I started my career as a journalist, working for a daily newspaper that covered the coal counties of Southwest Virginia. A few weeks after I joined the paper, fresh from journalism school, I made a routine call to the sheriff's department in a mountainous county. A deputy there said, “Well, there is one thing that happened,” then proceeded to tell me about a fire in a remote valley in which three children burned to death. He referred me to a social worker who knew the family. Apparently a single mother had left her home to gather in water from a nearby well when the house erupted in flames from an over-turned kerosene lantern. It was a small frame cottage and it went up like dried moss. All the mother could do, the social worker said, was stand at the window and scream for her children.

The story means more to me today than it did when I wrote it. Then it was news and a pat on the back. Now there’s something unforgettable in its retelling.

I spent about three years as a journalist; some of that time writing about troop exercises on the Czech border and how to navigate the bahnhof as an Army writer in Germany.
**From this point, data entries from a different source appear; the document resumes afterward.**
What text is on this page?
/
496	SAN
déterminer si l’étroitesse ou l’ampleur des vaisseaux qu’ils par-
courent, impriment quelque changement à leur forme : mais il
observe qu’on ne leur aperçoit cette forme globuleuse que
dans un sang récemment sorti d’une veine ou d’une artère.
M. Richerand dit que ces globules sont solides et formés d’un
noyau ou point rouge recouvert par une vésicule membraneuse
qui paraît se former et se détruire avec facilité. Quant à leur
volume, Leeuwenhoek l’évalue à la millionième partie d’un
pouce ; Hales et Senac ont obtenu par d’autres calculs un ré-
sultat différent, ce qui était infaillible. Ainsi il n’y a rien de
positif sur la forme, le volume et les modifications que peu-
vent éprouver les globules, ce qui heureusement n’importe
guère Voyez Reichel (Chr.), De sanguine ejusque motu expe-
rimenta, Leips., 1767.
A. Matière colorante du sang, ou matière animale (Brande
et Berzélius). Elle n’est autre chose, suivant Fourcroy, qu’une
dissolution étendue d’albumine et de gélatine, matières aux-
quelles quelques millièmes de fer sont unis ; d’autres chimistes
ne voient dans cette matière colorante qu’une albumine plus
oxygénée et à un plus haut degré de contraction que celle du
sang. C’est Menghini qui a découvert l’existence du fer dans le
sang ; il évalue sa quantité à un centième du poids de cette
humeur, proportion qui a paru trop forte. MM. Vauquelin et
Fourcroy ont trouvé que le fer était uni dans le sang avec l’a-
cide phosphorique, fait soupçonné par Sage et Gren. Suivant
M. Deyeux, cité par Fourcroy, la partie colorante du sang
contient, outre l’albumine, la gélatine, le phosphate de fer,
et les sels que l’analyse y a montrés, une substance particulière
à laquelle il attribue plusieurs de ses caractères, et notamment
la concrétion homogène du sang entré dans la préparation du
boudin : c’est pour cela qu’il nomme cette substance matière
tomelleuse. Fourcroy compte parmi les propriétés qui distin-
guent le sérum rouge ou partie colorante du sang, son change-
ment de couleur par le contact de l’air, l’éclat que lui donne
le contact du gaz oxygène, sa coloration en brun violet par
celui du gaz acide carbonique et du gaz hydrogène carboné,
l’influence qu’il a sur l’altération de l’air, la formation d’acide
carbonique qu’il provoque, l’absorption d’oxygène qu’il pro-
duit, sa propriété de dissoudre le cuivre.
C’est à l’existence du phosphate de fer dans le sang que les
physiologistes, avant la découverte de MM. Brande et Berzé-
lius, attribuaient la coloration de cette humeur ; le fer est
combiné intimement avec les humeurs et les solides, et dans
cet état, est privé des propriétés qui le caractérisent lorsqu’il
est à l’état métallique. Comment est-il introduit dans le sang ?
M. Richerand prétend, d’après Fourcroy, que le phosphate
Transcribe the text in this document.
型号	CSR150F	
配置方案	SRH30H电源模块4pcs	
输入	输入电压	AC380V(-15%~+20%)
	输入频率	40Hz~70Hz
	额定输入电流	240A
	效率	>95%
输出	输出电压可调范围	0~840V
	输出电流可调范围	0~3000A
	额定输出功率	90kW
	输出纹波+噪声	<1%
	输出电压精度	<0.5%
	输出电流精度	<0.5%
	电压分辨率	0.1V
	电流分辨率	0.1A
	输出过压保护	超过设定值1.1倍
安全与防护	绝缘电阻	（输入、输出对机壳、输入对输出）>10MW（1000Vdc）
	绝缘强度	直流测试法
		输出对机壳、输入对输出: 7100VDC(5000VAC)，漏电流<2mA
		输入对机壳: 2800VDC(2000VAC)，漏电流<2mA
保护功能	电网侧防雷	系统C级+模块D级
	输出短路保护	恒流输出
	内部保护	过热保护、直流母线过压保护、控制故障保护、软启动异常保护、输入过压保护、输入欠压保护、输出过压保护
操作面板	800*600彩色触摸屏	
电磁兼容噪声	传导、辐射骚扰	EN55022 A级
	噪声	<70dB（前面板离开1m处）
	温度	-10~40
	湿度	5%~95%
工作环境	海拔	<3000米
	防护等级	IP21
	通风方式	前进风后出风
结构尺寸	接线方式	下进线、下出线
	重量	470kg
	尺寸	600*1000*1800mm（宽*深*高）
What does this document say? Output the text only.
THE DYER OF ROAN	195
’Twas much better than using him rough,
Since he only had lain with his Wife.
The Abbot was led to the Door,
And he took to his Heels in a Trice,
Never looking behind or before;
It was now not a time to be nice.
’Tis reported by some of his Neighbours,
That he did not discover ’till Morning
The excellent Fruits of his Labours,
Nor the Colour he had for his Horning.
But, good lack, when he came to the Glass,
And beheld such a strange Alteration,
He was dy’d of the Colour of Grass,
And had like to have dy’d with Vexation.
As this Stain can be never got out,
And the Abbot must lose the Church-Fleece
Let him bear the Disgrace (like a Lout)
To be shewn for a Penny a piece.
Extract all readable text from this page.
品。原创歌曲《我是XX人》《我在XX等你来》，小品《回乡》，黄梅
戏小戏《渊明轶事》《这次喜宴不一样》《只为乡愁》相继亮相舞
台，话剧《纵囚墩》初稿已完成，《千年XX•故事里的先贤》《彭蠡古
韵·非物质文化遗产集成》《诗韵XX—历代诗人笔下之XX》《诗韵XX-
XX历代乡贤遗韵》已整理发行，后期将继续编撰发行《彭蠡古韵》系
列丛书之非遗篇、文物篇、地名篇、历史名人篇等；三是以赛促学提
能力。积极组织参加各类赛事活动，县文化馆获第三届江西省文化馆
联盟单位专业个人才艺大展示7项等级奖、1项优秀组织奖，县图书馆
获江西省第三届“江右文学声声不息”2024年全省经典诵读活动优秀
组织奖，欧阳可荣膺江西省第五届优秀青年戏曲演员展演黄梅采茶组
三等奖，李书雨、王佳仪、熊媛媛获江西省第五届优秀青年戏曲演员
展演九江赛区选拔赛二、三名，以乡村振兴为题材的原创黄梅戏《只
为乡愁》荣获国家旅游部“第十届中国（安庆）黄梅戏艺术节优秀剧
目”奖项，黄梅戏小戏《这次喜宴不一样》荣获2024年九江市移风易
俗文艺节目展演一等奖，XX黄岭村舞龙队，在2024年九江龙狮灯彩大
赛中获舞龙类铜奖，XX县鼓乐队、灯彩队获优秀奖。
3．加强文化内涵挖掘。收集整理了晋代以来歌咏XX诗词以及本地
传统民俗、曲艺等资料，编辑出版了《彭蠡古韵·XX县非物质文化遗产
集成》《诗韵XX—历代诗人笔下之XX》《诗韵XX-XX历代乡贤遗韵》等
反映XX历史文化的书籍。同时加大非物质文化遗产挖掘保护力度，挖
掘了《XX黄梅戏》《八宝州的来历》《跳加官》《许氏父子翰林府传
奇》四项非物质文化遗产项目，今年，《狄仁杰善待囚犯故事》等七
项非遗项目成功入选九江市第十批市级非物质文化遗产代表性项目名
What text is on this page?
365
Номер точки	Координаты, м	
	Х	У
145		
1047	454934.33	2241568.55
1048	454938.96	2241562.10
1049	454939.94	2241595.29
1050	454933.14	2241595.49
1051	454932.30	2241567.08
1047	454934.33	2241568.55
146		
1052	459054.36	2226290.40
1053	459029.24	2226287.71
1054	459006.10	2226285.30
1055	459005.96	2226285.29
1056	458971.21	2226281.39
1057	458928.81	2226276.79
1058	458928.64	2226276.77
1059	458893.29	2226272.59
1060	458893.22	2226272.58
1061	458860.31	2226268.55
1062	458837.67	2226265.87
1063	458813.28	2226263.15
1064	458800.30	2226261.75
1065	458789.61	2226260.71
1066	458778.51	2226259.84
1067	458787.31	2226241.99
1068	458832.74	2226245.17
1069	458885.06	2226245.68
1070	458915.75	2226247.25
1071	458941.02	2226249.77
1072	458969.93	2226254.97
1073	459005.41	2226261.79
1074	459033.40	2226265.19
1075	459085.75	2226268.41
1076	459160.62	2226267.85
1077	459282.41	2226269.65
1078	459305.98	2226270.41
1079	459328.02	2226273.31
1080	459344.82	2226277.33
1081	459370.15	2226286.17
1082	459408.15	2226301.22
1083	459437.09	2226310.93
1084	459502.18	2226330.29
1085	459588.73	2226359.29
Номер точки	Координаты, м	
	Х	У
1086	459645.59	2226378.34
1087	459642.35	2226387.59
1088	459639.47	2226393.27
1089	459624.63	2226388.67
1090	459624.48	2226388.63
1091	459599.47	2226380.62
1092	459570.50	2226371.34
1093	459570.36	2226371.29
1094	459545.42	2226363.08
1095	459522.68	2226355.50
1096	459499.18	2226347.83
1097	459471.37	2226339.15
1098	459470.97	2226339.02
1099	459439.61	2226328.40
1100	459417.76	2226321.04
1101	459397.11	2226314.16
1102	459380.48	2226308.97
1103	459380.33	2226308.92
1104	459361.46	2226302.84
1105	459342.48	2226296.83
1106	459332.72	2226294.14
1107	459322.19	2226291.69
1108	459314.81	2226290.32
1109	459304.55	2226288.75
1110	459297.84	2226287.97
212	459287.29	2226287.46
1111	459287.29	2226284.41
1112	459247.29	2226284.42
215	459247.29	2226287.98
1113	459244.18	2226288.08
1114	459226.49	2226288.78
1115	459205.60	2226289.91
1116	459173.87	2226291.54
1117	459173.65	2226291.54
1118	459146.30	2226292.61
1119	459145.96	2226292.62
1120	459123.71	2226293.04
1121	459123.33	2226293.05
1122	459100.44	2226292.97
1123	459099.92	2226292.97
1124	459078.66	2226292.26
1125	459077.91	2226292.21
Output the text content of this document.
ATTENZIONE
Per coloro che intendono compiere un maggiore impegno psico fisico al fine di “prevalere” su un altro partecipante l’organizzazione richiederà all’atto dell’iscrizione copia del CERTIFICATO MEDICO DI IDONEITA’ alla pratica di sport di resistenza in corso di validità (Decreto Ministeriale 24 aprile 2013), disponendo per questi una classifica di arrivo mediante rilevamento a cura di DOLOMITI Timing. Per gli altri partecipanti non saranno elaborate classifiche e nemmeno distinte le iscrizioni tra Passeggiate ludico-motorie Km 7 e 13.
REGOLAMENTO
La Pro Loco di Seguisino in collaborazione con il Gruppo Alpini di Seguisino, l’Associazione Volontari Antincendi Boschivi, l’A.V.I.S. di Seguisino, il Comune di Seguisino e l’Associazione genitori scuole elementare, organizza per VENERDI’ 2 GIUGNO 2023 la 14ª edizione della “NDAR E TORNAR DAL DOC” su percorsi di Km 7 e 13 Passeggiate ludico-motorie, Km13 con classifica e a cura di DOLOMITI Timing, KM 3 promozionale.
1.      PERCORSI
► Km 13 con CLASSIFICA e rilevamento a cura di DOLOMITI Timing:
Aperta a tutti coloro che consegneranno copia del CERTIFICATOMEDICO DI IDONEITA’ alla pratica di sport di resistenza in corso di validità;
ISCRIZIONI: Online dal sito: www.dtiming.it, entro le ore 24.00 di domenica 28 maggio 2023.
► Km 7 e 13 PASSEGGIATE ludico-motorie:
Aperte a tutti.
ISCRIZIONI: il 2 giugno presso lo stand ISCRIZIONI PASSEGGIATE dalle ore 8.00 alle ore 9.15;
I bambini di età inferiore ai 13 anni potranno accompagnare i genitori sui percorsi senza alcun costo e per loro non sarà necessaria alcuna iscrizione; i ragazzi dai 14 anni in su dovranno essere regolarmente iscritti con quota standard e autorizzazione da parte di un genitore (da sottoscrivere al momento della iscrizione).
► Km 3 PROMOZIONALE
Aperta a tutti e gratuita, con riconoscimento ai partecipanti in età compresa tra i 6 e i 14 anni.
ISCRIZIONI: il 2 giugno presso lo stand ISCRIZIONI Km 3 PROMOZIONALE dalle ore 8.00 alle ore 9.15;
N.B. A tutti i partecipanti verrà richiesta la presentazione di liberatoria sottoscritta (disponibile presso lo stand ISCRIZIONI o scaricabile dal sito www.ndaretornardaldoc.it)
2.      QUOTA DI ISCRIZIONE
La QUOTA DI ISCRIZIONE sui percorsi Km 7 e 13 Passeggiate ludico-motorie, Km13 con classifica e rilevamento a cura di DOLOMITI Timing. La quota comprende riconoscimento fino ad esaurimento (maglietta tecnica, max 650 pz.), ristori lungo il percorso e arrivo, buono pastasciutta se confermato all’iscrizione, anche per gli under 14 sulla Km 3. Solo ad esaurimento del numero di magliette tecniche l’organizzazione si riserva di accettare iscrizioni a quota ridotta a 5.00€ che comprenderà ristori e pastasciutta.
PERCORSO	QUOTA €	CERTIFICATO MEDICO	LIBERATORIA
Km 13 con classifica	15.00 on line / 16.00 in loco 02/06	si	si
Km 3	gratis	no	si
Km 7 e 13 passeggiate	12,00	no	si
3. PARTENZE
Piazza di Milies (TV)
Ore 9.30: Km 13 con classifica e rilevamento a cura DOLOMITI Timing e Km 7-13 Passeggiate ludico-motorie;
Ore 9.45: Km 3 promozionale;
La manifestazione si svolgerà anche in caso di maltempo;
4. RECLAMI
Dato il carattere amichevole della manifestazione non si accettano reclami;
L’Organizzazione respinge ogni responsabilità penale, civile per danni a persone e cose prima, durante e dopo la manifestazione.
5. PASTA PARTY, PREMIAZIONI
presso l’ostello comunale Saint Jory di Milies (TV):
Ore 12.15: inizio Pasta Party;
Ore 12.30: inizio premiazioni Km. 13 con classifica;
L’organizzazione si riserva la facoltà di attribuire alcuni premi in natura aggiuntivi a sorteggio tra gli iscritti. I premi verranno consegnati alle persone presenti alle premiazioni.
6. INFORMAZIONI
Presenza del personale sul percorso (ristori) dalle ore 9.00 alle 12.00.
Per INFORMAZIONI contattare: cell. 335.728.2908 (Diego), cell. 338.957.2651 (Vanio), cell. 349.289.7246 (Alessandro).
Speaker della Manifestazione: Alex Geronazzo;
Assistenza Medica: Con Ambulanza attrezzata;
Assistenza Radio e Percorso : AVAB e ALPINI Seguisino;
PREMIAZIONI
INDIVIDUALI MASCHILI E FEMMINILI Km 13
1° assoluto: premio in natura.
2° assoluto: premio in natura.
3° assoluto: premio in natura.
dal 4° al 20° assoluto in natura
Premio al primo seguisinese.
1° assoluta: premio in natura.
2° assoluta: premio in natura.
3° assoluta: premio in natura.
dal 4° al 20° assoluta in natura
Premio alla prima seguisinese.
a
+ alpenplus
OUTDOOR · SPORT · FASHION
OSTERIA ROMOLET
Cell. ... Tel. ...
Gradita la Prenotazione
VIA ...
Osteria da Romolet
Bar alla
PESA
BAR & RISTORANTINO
Once back in the states, I took a job in advertising--as a copywriter--veering off from straight reporting.

I soon discovered that creative work, the craft of it, pretty much boiled down to beseeching the universe for a concept. Even so, a lot of great work spun around the retelling of human experience; around some form of story that triggered a response--wonder, maybe, or dismay, or curiosity. In other words, the best work, as I saw it, even in the micro-world of a :30 commercial, once again had to do with story.

When the nineties drew to a close, the world I knew began to shift. Less advertising, more work involving longer pieces; more web work, more brochures, more magazine development (in print and on-line), more portraits of causes and institutions.

Now I’m part of another sea change: blogging as a world-wide phenomenon. As a communicator, I love the idea of it and I’m crazy about the form. Here’s why:

• It’s fast. You can get a blog out as quickly as an email; okay, it can be an email—to virtually any constituency you want to clump together in a working list-serve, whether for yourself, a social change organization, small business or non-profit.

• It’s flexible. You can totally tailor what you want to say to fit and resonate with anyone in the known world

• It has an inherent viral quality. And can be passed along willy-nilly or purposefully across vast social networks

• You can marry all the strategic, conceptual and visual impact of advertising with the intimacy of a diary and/or the news-worthy and linear qualities of good reporting

• And, finally, it’s a great medium for telling stories--long or short stories, rambling or to the point, epic or not, the stuff of good journalism, good advertising and good memory.

Looking back, I feel like I’ve come a long way from the nervous chat I had with a social worker in Ft. Blackmore, Virginia, thirty-five years ago. But I’ve also come all the way back around to that very starting place. Back to the importance of a critical piece of information, well-told, delivered in a timely manner, then retold and passed along (sometimes with great rapidity) person to person, story to story to story to story until it’s embedded in the social fabric and the history of our time, and a part of the human experience.